Le recul artificiel des défaillances

Dans la réalité, il s’agit d’un « recul artificiel des défaillances d’entreprises en France » (La Croix, 10 juillet 2020). Les « Mesures gouvernementales aidant, les défaillances sont en forte baisse ». «Le nombre de défaillances [a été] divisé par deux. […] Une étonnante résistance des entreprises se dessine au deuxième trimestre 2020. Mais il ne faut pas s’y méprendre : elle n’est pas le reflet de la santé financière des entreprises mais de mesures gouvernementales inédites visant à les préserver. ». Mais où se situe donc la faille ? « La faiblesse de la trésorerie, un signe révélateur » (Économie Hebdo) : c’est là que le bât blesse.

« Les aides publiques mais aussi l’adaptation des textes réglementaires ont permis de limiter « artificiellement » les défauts de paiement. […] Le troisième trimestre risque d’être beaucoup plus sinistré » (HR Info, 9 juillet 2020).

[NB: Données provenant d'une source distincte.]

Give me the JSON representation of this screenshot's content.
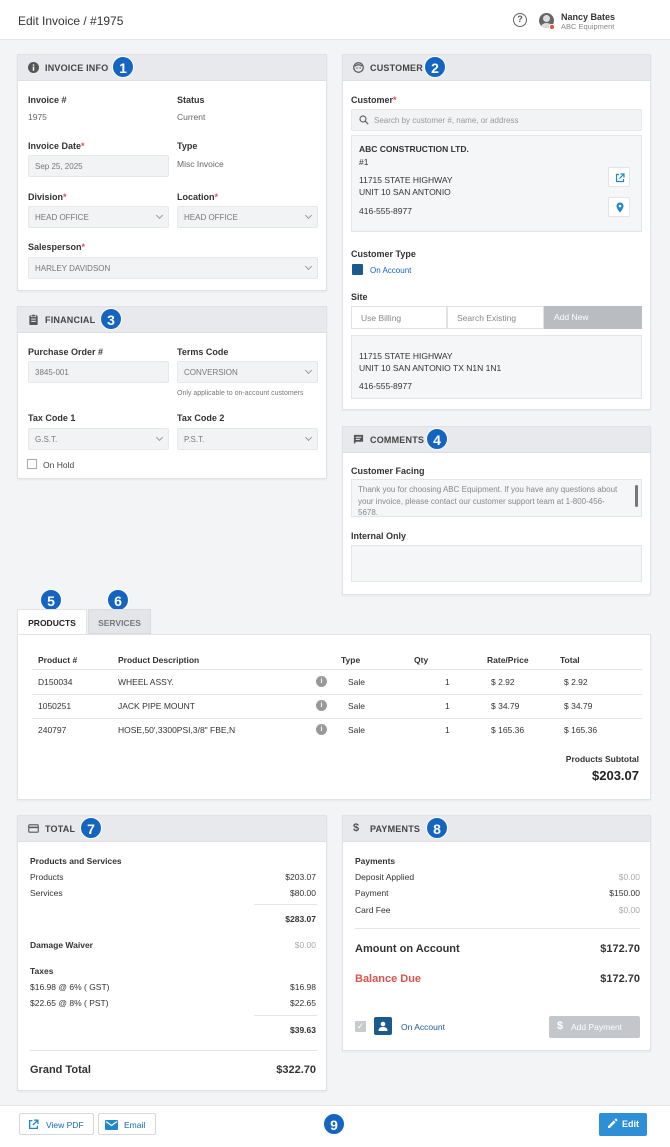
{
  "header": {
    "title": "Edit Invoice / #1975",
    "help": "?",
    "user_name": "Nancy Bates",
    "user_company": "ABC Equipment"
  },
  "badges": [
    "1",
    "2",
    "3",
    "4",
    "5",
    "6",
    "7",
    "8",
    "9"
  ],
  "invoice_info": {
    "heading": "INVOICE INFO",
    "invoice_no_label": "Invoice #",
    "invoice_no": "1975",
    "status_label": "Status",
    "status": "Current",
    "date_label": "Invoice Date",
    "date": "Sep 25, 2025",
    "type_label": "Type",
    "type": "Misc Invoice",
    "division_label": "Division",
    "division": "HEAD OFFICE",
    "location_label": "Location",
    "location": "HEAD OFFICE",
    "salesperson_label": "Salesperson",
    "salesperson": "HARLEY DAVIDSON",
    "required_mark": "*"
  },
  "financial": {
    "heading": "FINANCIAL",
    "po_label": "Purchase Order #",
    "po": "3845-001",
    "terms_label": "Terms Code",
    "terms": "CONVERSION",
    "terms_note": "Only applicable to on-account customers",
    "tax1_label": "Tax Code 1",
    "tax1": "G.S.T.",
    "tax2_label": "Tax Code 2",
    "tax2": "P.S.T.",
    "on_hold_label": "On Hold"
  },
  "customer": {
    "heading": "CUSTOMER",
    "customer_label": "Customer",
    "search_placeholder": "Search by customer #, name, or address",
    "name": "ABC CONSTRUCTION LTD.",
    "number": "#1",
    "address1": "11715 STATE HIGHWAY",
    "address2": "UNIT 10 SAN ANTONIO",
    "phone": "416-555-8977",
    "type_label": "Customer Type",
    "type_value": "On Account",
    "site_label": "Site",
    "site_tabs": [
      "Use Billing",
      "Search Existing",
      "Add New"
    ],
    "site_address1": "11715 STATE HIGHWAY",
    "site_address2": "UNIT 10 SAN ANTONIO TX N1N 1N1",
    "site_phone": "416-555-8977"
  },
  "comments": {
    "heading": "COMMENTS",
    "customer_facing_label": "Customer Facing",
    "customer_facing_text": "Thank you for choosing ABC Equipment. If you have any questions about your invoice, please contact our customer support team at 1-800-456-5678.",
    "internal_label": "Internal Only"
  },
  "tabs": [
    "PRODUCTS",
    "SERVICES"
  ],
  "products": {
    "columns": [
      "Product #",
      "Product Description",
      "Type",
      "Qty",
      "Rate/Price",
      "Total"
    ],
    "rows": [
      {
        "num": "D150034",
        "desc": "WHEEL ASSY.",
        "type": "Sale",
        "qty": "1",
        "rate": "$ 2.92",
        "total": "$ 2.92"
      },
      {
        "num": "1050251",
        "desc": "JACK PIPE MOUNT",
        "type": "Sale",
        "qty": "1",
        "rate": "$ 34.79",
        "total": "$ 34.79"
      },
      {
        "num": "240797",
        "desc": "HOSE,50',3300PSI,3/8\" FBE,N",
        "type": "Sale",
        "qty": "1",
        "rate": "$ 165.36",
        "total": "$ 165.36"
      }
    ],
    "subtotal_label": "Products Subtotal",
    "subtotal": "$203.07"
  },
  "total": {
    "heading": "TOTAL",
    "section_label": "Products and Services",
    "products_label": "Products",
    "products": "$203.07",
    "services_label": "Services",
    "services": "$80.00",
    "ps_sum": "$283.07",
    "damage_label": "Damage Waiver",
    "damage": "$0.00",
    "taxes_label": "Taxes",
    "tax1_label": "$16.98 @ 6% ( GST)",
    "tax1": "$16.98",
    "tax2_label": "$22.65 @ 8% ( PST)",
    "tax2": "$22.65",
    "tax_sum": "$39.63",
    "grand_label": "Grand Total",
    "grand": "$322.70"
  },
  "payments": {
    "heading": "PAYMENTS",
    "section_label": "Payments",
    "deposit_label": "Deposit Applied",
    "deposit": "$0.00",
    "payment_label": "Payment",
    "payment": "$150.00",
    "card_fee_label": "Card Fee",
    "card_fee": "$0.00",
    "account_label": "Amount on Account",
    "account": "$172.70",
    "balance_label": "Balance Due",
    "balance": "$172.70",
    "on_account_label": "On Account",
    "add_payment": "Add Payment"
  },
  "footer": {
    "view_pdf": "View PDF",
    "email": "Email",
    "edit": "Edit"
  },
  "colors": {
    "badge": "#1565c0",
    "balance": "#d9534f",
    "edit_button": "#2e8fd6",
    "link": "#1565c0"
  }
}
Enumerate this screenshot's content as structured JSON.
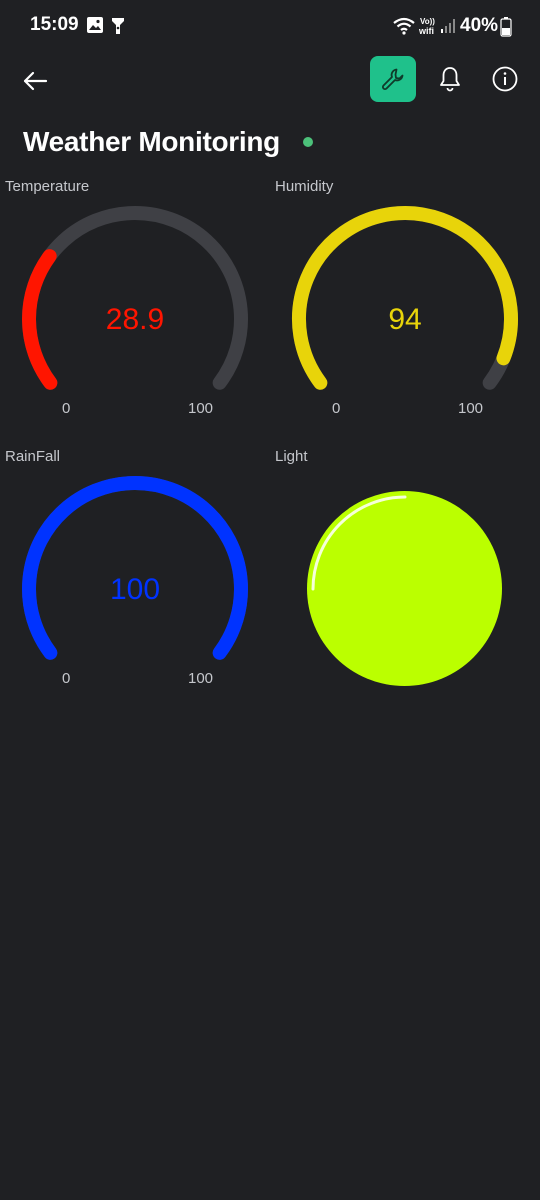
{
  "status_bar": {
    "time": "15:09",
    "battery": "40%",
    "icons": [
      "gallery-icon",
      "flashlight-icon",
      "wifi-icon",
      "vowifi-icon",
      "signal-icon",
      "battery-icon"
    ],
    "vowifi_top": "Vo))",
    "vowifi_bottom": "wifi"
  },
  "app_bar": {
    "back_icon": "arrow-left-icon",
    "settings_icon": "wrench-icon",
    "bell_icon": "bell-icon",
    "info_icon": "info-icon",
    "accent": "#1fc18b"
  },
  "page": {
    "title": "Weather Monitoring",
    "status_color": "#4cc17a"
  },
  "widgets": {
    "temperature": {
      "label": "Temperature",
      "value": "28.9",
      "min": "0",
      "max": "100",
      "color": "#ff1500",
      "level": 0.289
    },
    "humidity": {
      "label": "Humidity",
      "value": "94",
      "min": "0",
      "max": "100",
      "color": "#e8d40a",
      "level": 0.94
    },
    "rainfall": {
      "label": "RainFall",
      "value": "100",
      "min": "0",
      "max": "100",
      "color": "#0033ff",
      "level": 1.0
    },
    "light": {
      "label": "Light",
      "color": "#bbff00"
    }
  },
  "colors": {
    "background": "#1f2023",
    "gauge_track": "#3f4045"
  }
}
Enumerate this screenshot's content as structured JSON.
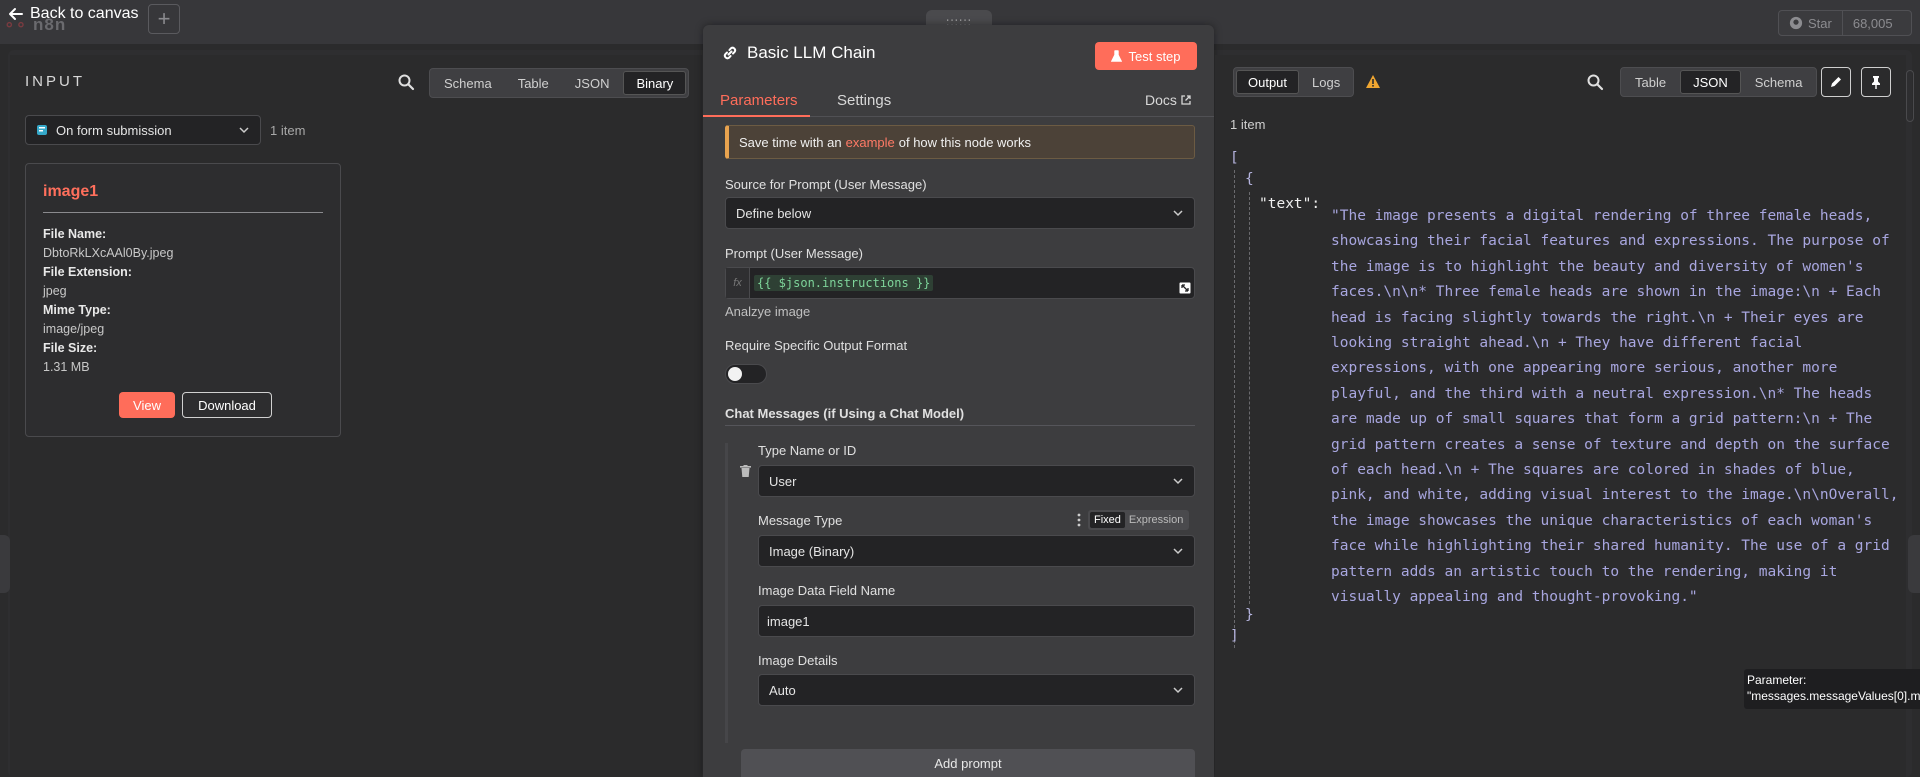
{
  "topbar": {
    "back_label": "Back to canvas",
    "logo_text": "n8n",
    "plus_label": "+",
    "github_star_label": "Star",
    "github_star_count": "68,005",
    "drag_handle": "::::::"
  },
  "input": {
    "title": "INPUT",
    "view_tabs": [
      "Schema",
      "Table",
      "JSON",
      "Binary"
    ],
    "active_view": "Binary",
    "source_node": "On form submission",
    "item_count": "1 item",
    "binary": {
      "name": "image1",
      "fields": [
        {
          "label": "File Name:",
          "value": "DbtoRkLXcAAl0By.jpeg"
        },
        {
          "label": "File Extension:",
          "value": "jpeg"
        },
        {
          "label": "Mime Type:",
          "value": "image/jpeg"
        },
        {
          "label": "File Size:",
          "value": "1.31 MB"
        }
      ],
      "view_label": "View",
      "download_label": "Download"
    }
  },
  "node": {
    "title": "Basic LLM Chain",
    "test_label": "Test step",
    "tabs": [
      "Parameters",
      "Settings"
    ],
    "active_tab": "Parameters",
    "docs_label": "Docs",
    "notice_prefix": "Save time with an",
    "notice_link": "example",
    "notice_suffix": "of how this node works",
    "source_label": "Source for Prompt (User Message)",
    "source_value": "Define below",
    "prompt_label": "Prompt (User Message)",
    "prompt_fx": "fx",
    "prompt_value": "{{ $json.instructions }}",
    "prompt_hint": "Analzye image",
    "require_format_label": "Require Specific Output Format",
    "require_format_on": false,
    "chat_messages_label": "Chat Messages (if Using a Chat Model)",
    "type_name_label": "Type Name or ID",
    "type_name_value": "User",
    "message_type_label": "Message Type",
    "mode_options": [
      "Fixed",
      "Expression"
    ],
    "active_mode": "Fixed",
    "message_type_value": "Image (Binary)",
    "image_field_label": "Image Data Field Name",
    "image_field_value": "image1",
    "image_details_label": "Image Details",
    "image_details_value": "Auto",
    "add_prompt_label": "Add prompt"
  },
  "output": {
    "tabs": [
      "Output",
      "Logs"
    ],
    "active_tab": "Output",
    "view_tabs": [
      "Table",
      "JSON",
      "Schema"
    ],
    "active_view": "JSON",
    "item_count": "1 item",
    "json_key": "\"text\":",
    "json_open": "[",
    "json_obj_open": "{",
    "json_obj_close": "}",
    "json_close": "]",
    "json_value": "\"The image presents a digital rendering of three female heads, showcasing their facial features and expressions. The purpose of the image is to highlight the beauty and diversity of women's faces.\\n\\n* Three female heads are shown in the image:\\n        + Each head is facing slightly towards the right.\\n        + Their eyes are looking straight ahead.\\n        + They have different facial expressions, with one appearing more serious, another more playful, and the third with a neutral expression.\\n* The heads are made up of small squares that form a grid pattern:\\n        + The grid pattern creates a sense of texture and depth on the surface of each head.\\n + The squares are colored in shades of blue, pink, and white, adding visual interest to the image.\\n\\nOverall, the image showcases the unique characteristics of each woman's face while highlighting their shared humanity. The use of a grid pattern adds an artistic touch to the rendering, making it visually appealing and thought-provoking.\""
  },
  "tooltip": {
    "line1": "Parameter:",
    "line2": "\"messages.messageValues[0].m"
  },
  "colors": {
    "accent": "#ff6d5a",
    "json_string": "#a8a6df",
    "panel": "#3d3d3f"
  }
}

Une baisse en trompe l’œil

« Une baisse en trompe l’œil » titre le journal du soir BFM TV du 9 juillet, au cours duquel Thierry Millon s’est exprimé, évoquant « du jamais vu depuis les années 80 ! Sans cet accompagnement, nous aurions eu probablement 30 000 ou 40 000 entreprises en défaillance sur 2020. La cessation des paiements a été mise entre parenthèse pour les entreprises qui n’étaient pas en cessation de paiement au 12 mars », et ce jusqu’au 23 août.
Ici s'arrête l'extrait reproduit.